Gentamicin is produced by the fermentation of Micromonospora purpurea. It was discovered in 1963 by Weinstein, Wagman et al. at Schering Corporation in Bloomfield, N.J. while working with source material (soil samples) provided by Rico Woyciesjes. When M. purpurea grows in culture it is a vivid purple colour similar to the colour of the dye Gentian Violet and hence this was why Gentamicin took then name it did. Subsequently, it was purified and the structures of its three components were determined by Cooper, et al., also at the Schering Corporation. It was initially used as a topical treatment for burns at burn units in Atlanta and San Antonio and was introduced into IV usage in 1971. It remains a mainstay for use in sepsis.

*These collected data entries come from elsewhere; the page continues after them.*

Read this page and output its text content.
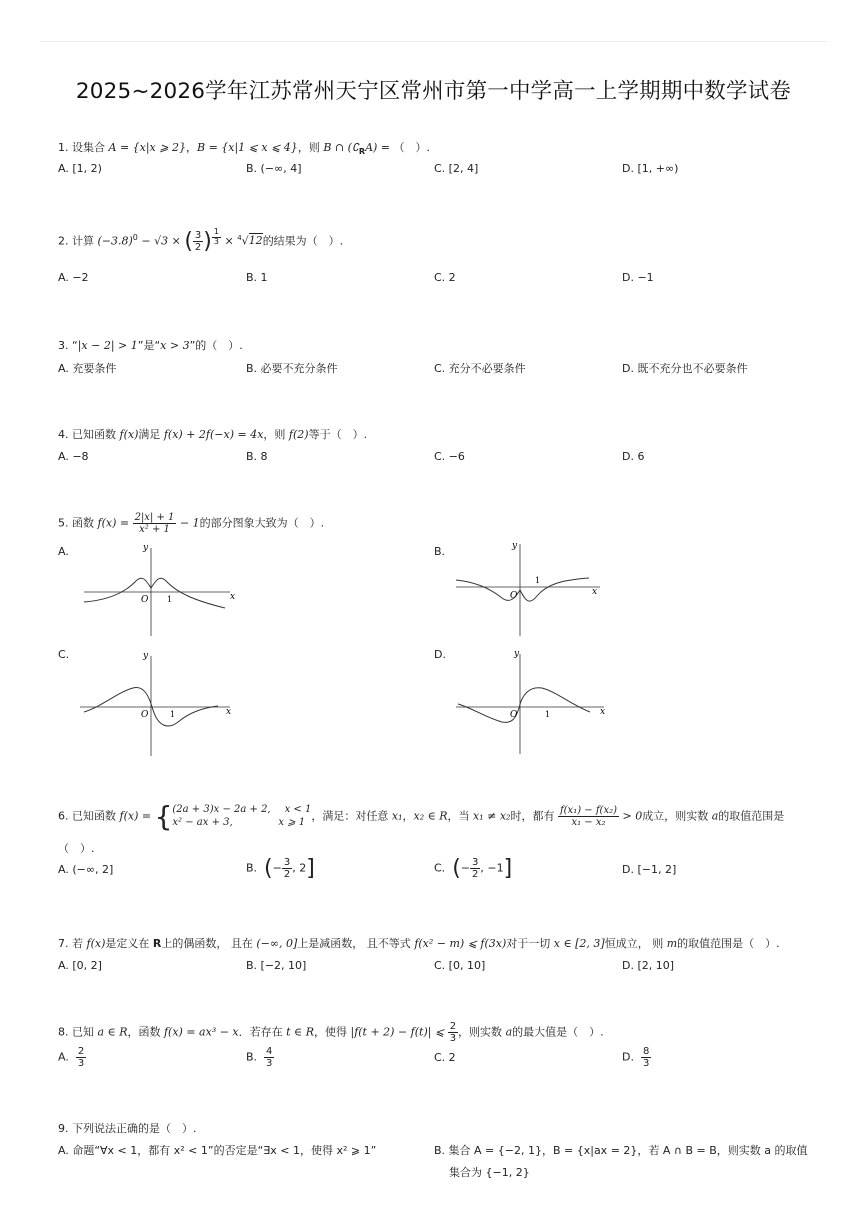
2025~2026学年江苏常州天宁区常州市第一中学高一上学期期中数学试卷
1. 设集合 A = {x|x ⩾ 2}，B = {x|1 ⩽ x ⩽ 4}，则 B ∩ $(∁_RA)$ = （　）.
A. [1, 2)	B. (−∞, 4]	C. [2, 4]	D. [1, +∞)
2. 计算 $(-3.8)^0 - √3$ × ( $\frac{3}{2}$ ) $^{\frac{1}{3}}$ × $^4$√12的结果为（　）.
A. −2	B. 1	C. 2	D. −1
3. “|x − 2| > 1”是“x > 3”的（　）.
A. 充要条件	B. 必要不充分条件	C. 充分不必要条件	D. 既不充分也不必要条件
4. 已知函数 f(x)满足 f(x) + 2f(−x) = 4x，则 f(2)等于（　）.
A. −8	B. 8	C. −6	D. 6
5. 函数 $f(x) = \frac{2|x| + 1}{\text{x² + 1}} - 1$的部分图象大致为（　）.
A.	B.
C.	D.
x
y
O 1
x
y
O
1
x
y
O	1	x
y
O	1
6. 已知函数 f(x) = { (2a + 3)x − 2a + 2, x < 1
x² − ax + 3,	x ⩾ 1 ，满足：对任意 x₁，x₂ ∈ R，当 x₁ ≠ x₂时，都有 $\frac{\text{f(x₁) − f(x₂)}}{\text{x₁ − x₂}} > 0$成立，则实数 a的取值范围是
（　）.
A. (−∞, 2]	B. (− $\frac{3}{2}$ , 2]	C. (− $\frac{3}{2}$ , −1]	D. [−1, 2]
7. 若 f(x)是定义在 R上的偶函数， 且在 (−∞, 0]上是减函数， 且不等式 f(x² − m) ⩽ f(3x)对于一切 x ∈ [2, 3]恒成立， 则 m的取值范围是（　）.
A. [0, 2]	B. [−2, 10]	C. [0, 10]	D. [2, 10]
8. 已知 a ∈ R，函数 f(x) = ax³ − x．若存在 t ∈ R，使得 |f(t + 2) − f(t)| ⩽ $\frac{2}{3}$ ，则实数 a的最大值是（　）.
A. $\frac{2}{3}$	B. $\frac{4}{3}$	C. 2	D. $\frac{8}{3}$
9. 下列说法正确的是（　）.
A. 命题“∀x < 1，都有 x² < 1”的否定是“∃x < 1，使得 x² ⩾ 1”	B. 集合 A = {−2, 1}，B = {x|ax = 2}，若 A ∩ B = B，则实数 a 的取值
集合为 {−1, 2}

It is synthesized by Micromonospora, a genus of Gram-positive bacteria widely present in the environment (water and soil). According to the American Medical Association Committee on Generic Names, antibiotics not produced by Streptomyces should not use y in the ending of the name, and to highlight their specific biological origins, gentamicin and other related antibiotics produced by this genus (verdamicin, mutamicin, sisomicin, netilmicin, and retymicin) have their spellings ending in ~micin and not in ~mycin.

==Research==
Gentamicin is also used in molecular biology research as an antibacterial agent in tissue and cell culture, to prevent contamination of sterile cultures. Gentamicin is one of the few heat-stable antibiotics that remain active even after autoclaving, which makes it particularly useful in the preparation of some microbiological growth media.